Third, and in reference to the taking of rights away from others, especially in wartime, was a quote from Justice Robert H. Jackson. He wrote this in the case, West Virginia Board of Education v. Barnett in 1943, a case in which the right of Jehovah’s Witness students not to salute the flag because they believed it to be a violation of the First Commandment. Justice Jackson said, “To believe that patriotism will not flourish if patriotic ceremonies are voluntary and spontaneous instead of a compulsory routine is to make an unflattering estimate of the appeal of our institutions to free minds. If there is any fixed star in our constitutional constellation, it is that no official, high or petty, can prescribe what shall be orthodox in politics, nationalism, religion, or other matters of opinion or force citizens to confess by word or act their faith therein. If there are any circumstances which permit an exception, they do not now occur to us.”

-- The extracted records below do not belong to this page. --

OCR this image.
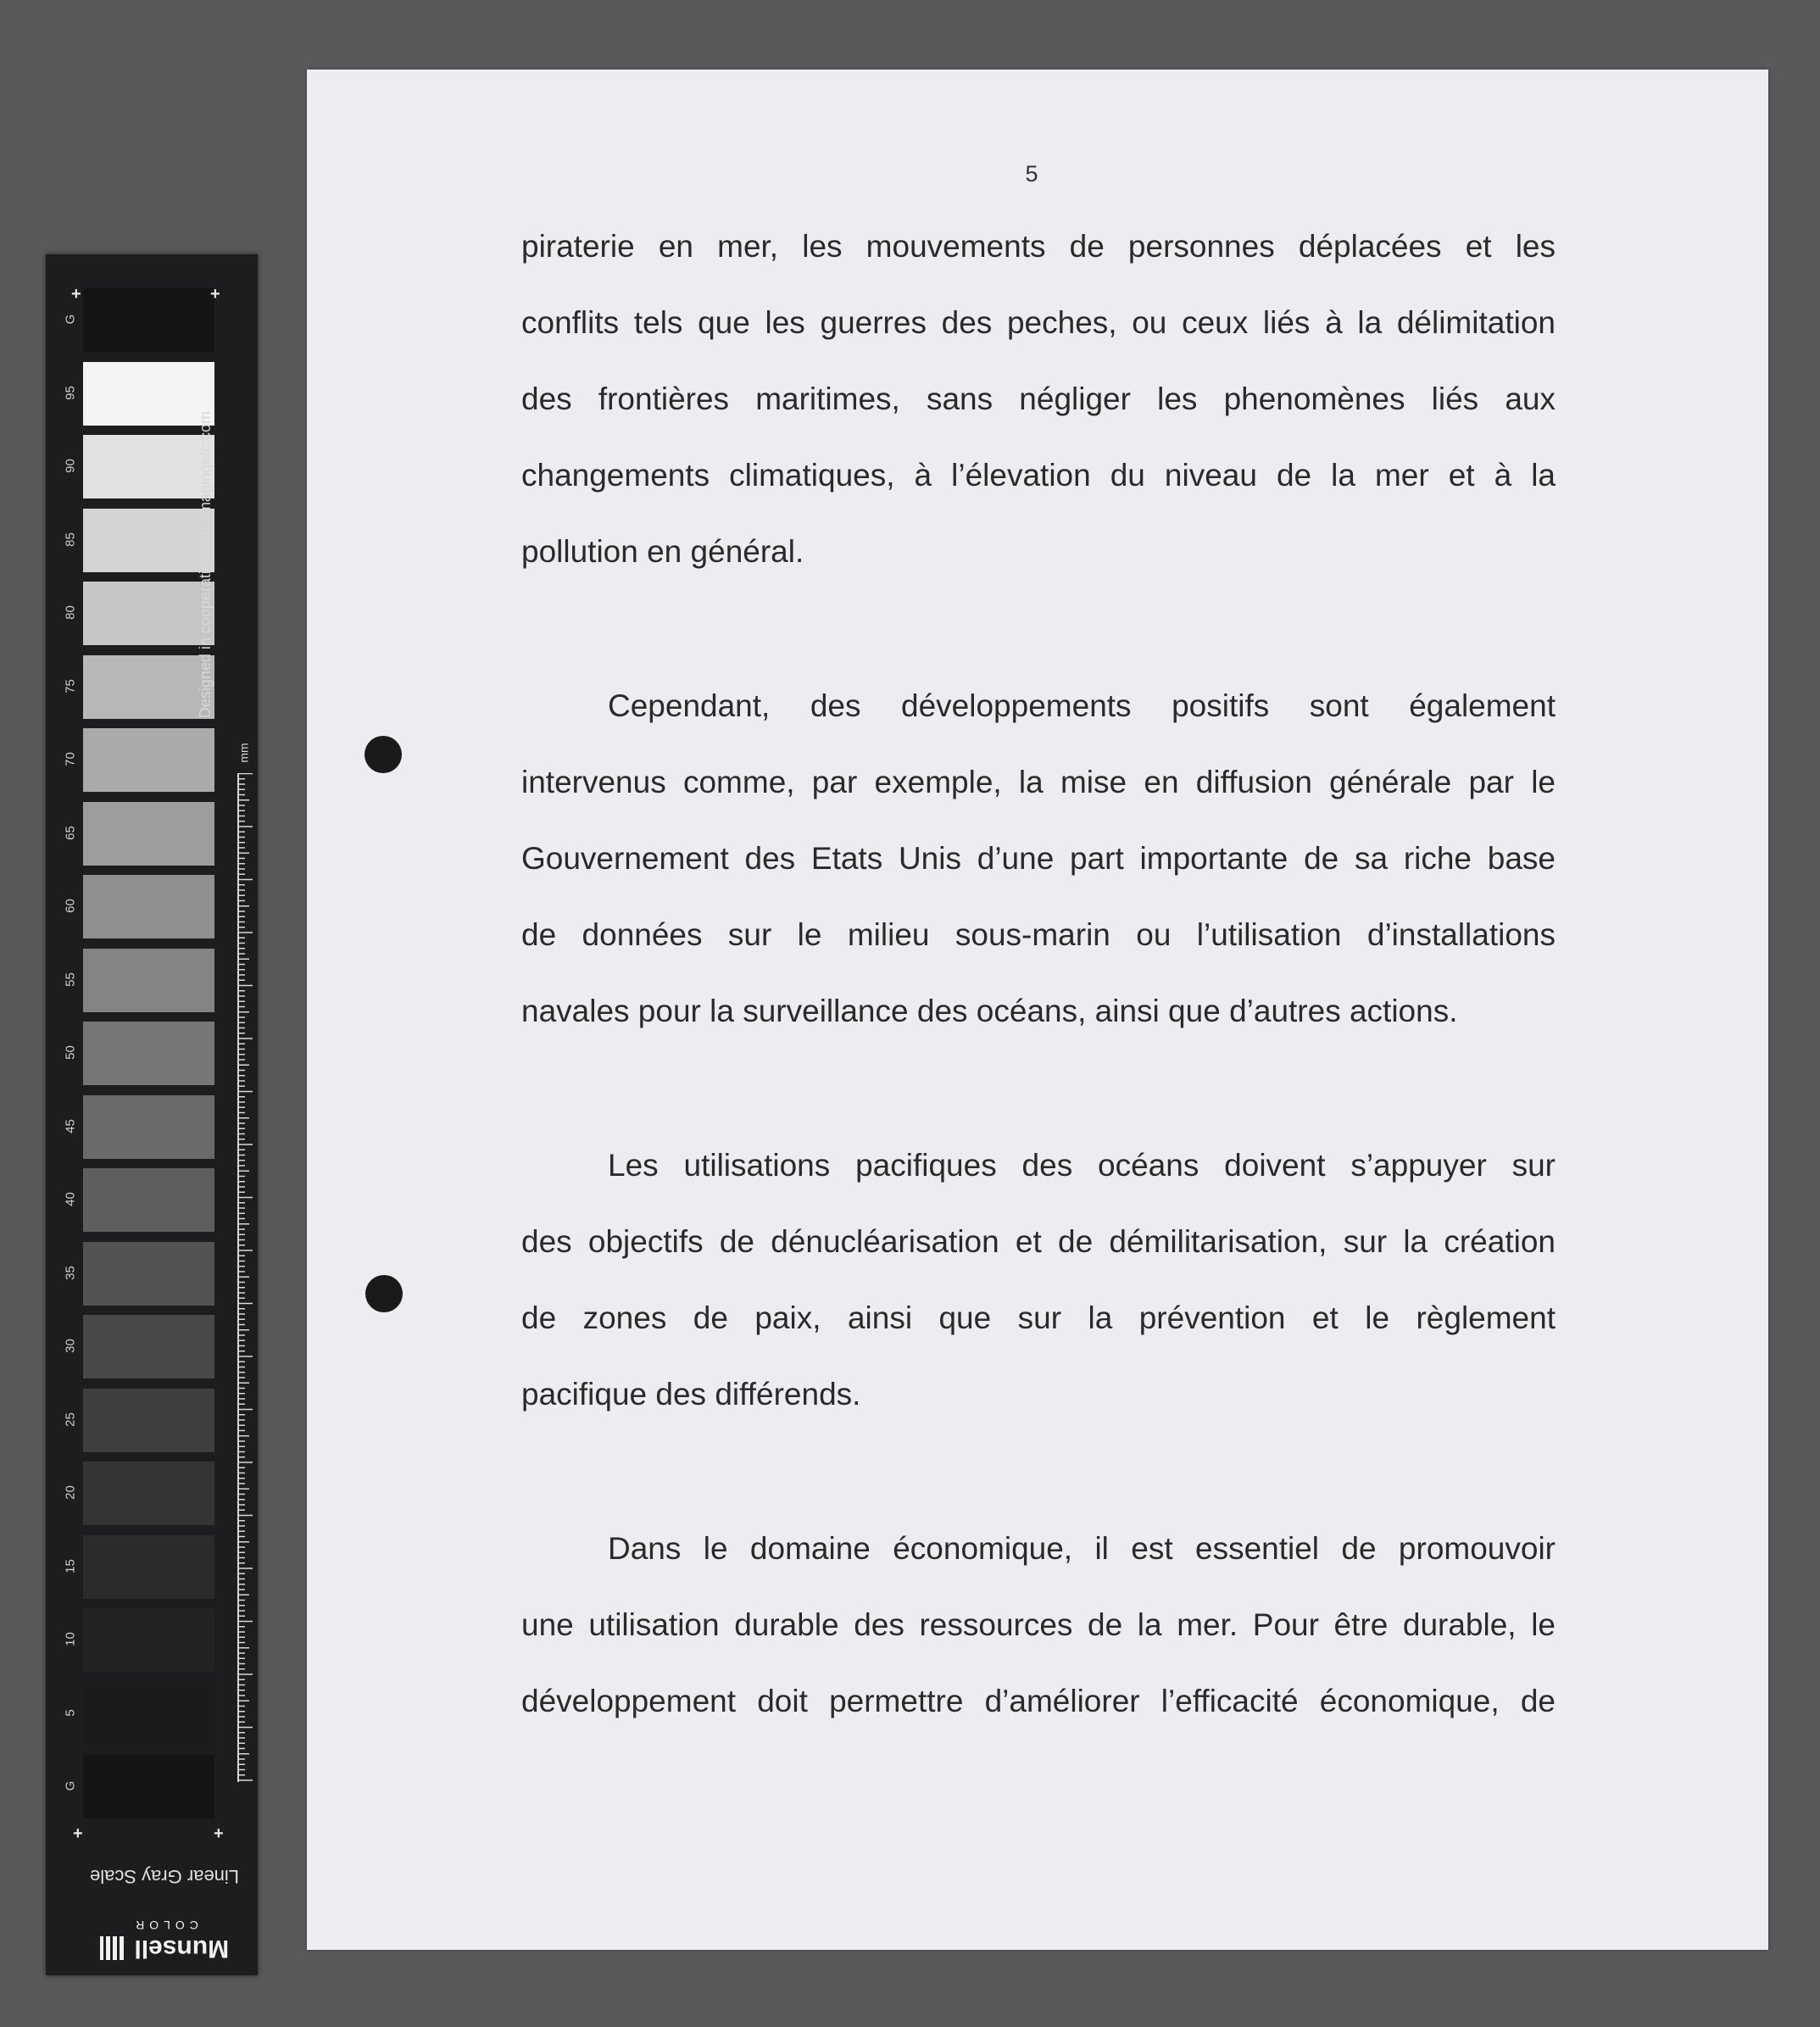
G
95
90
85
80
75
70
65
60
55
50
45
40
35
30
25
20
15
10
5
G
+	+
+	+
Designed in cooperation with imagingetc.com
mm
Linear Gray Scale
Munsell
COLOR
5
piraterie en mer, les mouvements de personnes déplacées et les
conflits tels que les guerres des peches, ou ceux liés à la délimitation
des frontières maritimes, sans négliger les phenomènes liés aux
changements climatiques, à l’élevation du niveau de la mer et à la
pollution en général.
Cependant, des développements positifs sont également
intervenus comme, par exemple, la mise en diffusion générale par le
Gouvernement des Etats Unis d’une part importante de sa riche base
de données sur le milieu sous-marin ou l’utilisation d’installations
navales pour la surveillance des océans, ainsi que d’autres actions.
Les utilisations pacifiques des océans doivent s’appuyer sur
des objectifs de dénucléarisation et de démilitarisation, sur la création
de zones de paix, ainsi que sur la prévention et le règlement
pacifique des différends.
Dans le domaine économique, il est essentiel de promouvoir
une utilisation durable des ressources de la mer. Pour être durable, le
développement doit permettre d’améliorer l’efficacité économique, de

The students then considered various constitutional provisions in the Bill of Rights and responded variously to the question of whether they thought those provisions would pass now if they were not already in the Constitution, given the debate about the need for protection, safety and “homeland security.”
Finally, the students considered circumstances under which rights can be limited, using themselves as examples. Quickly, they pointed out that they did not have the right to drive, drink, vote or control their own schedules as students in a private school. This led to contemplation of how rights may evolve. That discussion led, interestingly, to a discussion of whether the death penalty, taking away the ultimate life right, should be imposed by the state or not.
Among the most provocative statements from the students was to this effect: “I think it is moral and OK to suppress the rights of one person if it saves the lives of 100, even if the one is only deemed dangerous and hasn’t done anything yet.”
As with the rest of us, the students differed on this, and watching their vigorous debate continue as they went out into the night was encouraging.
It seems there is nothing new. It is healthy for a free society that the debate continues.
Brad Cook is a partner in the Manchester law firm of Sheehan Phinney Bass + Green and heads its government relations and estate planning groups.